Gaius Baltar, dressed impeccably in a black suit jacket, straightens his tie and greets his chief of staff with an efficient but friendly smile. “Good morning, Mister Gaeta,” he says, reminding Gaeta to go through the pleasantries before just getting down to business. “You're up early.”

Gaeta doesn't bother to state the obvious - that the President is up even earlier. He's always up earlier than everyone, claiming that first daylight is the perfect time to get the most odious tasks out of the way.

“Don't forget that you have the People's Council meeting today at 1400 hours. They're expecting an update on the state of the apartment complex,” Gaeta begins, and President Baltar adds with a nod: “We've got the builder's union at 1100 as well, no? I hope you got around to those food estimates, by the way. I'll need them for the negotiations. We can't give awayallthe rations to the union, now can we?”

“No, sir.” Gaeta suppresses a small smile, having just noticed that the President has a pencil stuck behind his ear. Felix finds it endearing. Really, he can't believe how much he is still seriously attracted to the man. He had thought seeing Gaius Baltar every single day talking about mundane politics would finally cure him of this one-sided crush, but it hasn't. Still, Felix knows the smart thing is to keep things in check, and never let on.

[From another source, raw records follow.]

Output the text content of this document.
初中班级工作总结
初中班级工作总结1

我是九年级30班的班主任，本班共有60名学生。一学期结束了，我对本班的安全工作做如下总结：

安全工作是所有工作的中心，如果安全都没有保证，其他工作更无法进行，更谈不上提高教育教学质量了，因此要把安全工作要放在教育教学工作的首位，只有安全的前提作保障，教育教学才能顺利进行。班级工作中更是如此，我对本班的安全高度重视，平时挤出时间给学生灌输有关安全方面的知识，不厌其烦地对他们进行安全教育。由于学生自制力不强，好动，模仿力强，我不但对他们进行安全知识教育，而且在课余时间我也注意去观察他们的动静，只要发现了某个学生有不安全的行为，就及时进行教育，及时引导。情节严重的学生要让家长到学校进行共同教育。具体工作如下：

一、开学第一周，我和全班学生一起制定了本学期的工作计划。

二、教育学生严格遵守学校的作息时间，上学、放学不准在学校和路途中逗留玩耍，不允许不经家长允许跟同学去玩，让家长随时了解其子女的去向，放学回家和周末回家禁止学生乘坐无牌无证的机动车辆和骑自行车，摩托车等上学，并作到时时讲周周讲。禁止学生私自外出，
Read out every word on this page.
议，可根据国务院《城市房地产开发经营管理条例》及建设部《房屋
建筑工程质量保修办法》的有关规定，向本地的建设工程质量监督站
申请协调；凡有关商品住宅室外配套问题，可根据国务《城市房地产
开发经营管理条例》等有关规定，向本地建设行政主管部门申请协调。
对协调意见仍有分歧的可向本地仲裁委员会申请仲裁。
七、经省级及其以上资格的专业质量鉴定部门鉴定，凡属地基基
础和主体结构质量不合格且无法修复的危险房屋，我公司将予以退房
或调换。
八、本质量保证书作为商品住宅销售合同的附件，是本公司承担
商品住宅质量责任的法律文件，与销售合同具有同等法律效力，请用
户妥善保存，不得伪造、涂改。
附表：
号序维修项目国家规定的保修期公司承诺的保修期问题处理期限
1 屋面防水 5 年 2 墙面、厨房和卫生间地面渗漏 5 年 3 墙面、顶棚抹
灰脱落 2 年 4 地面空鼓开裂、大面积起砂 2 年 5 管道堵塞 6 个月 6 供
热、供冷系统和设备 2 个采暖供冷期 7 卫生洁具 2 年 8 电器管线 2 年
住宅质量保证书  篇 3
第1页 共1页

The sexual tension it would introduce into their work relationship would be such a bad idea.

“Anything else?” Baltar asks, impatient to return to his report.

“Well, there is a small supply issue.” Gaeta checks off another item on his clipboard. “It's not a problem yet, but it will be soon.”

“Well, let's hear it. You know my policy: Bad news first.”

“Well, sir, I know you don't like to have to bother Admiral Adama when we can manage well enough on our own, but I think you're going to want to see this.” He turns the clipboard upside down and hands it over to the President.

“Well, if we've got to ask him, we've got to ask him,” Baltar says, after looking over Felix's briefing. “We can't put my pride ahead of the people's safety.”

“Of course not, Mister President.”

“If only he were ever actually like that,” Felix mutters to himself, hand poised over the executive order he has typed up himself in secret. He has been sitting at his desk for the last hour and half, wrestling with a weighty decision. The squeals of garish laughter and throaty moans wafting from the Presidential bedroom are a soundtrack to his dilemma.

He hears a glass fall and smash in the bedroom, followed by a moment of silence, then, more racuous laughter; it gives Felix the resolve he needs. A moment later, the document is signed, in perfect mimcry of Gaius' overblown signature, which Felix knows so well by now, he could have been forging official documents for months.

But no matter how much he has been tempted by the idea, even as Gaius has taken them all further and further downhill these past thirteen months, Felix never has done it. Not until today.

But Tom is right. The survival of humanity is perhaps worth a few compromised morals and a few sleeping pills dissolved in Gaius' liquor bottle. If their plan works accordingly, Gaius will still be passed out cold atop a couple of interns when the Adama's raptors arrive to start ferrying volunteers back to the Fleet.

And once the ball gets rolling, Felix thinks, not even a Cylon basestar could turn them back.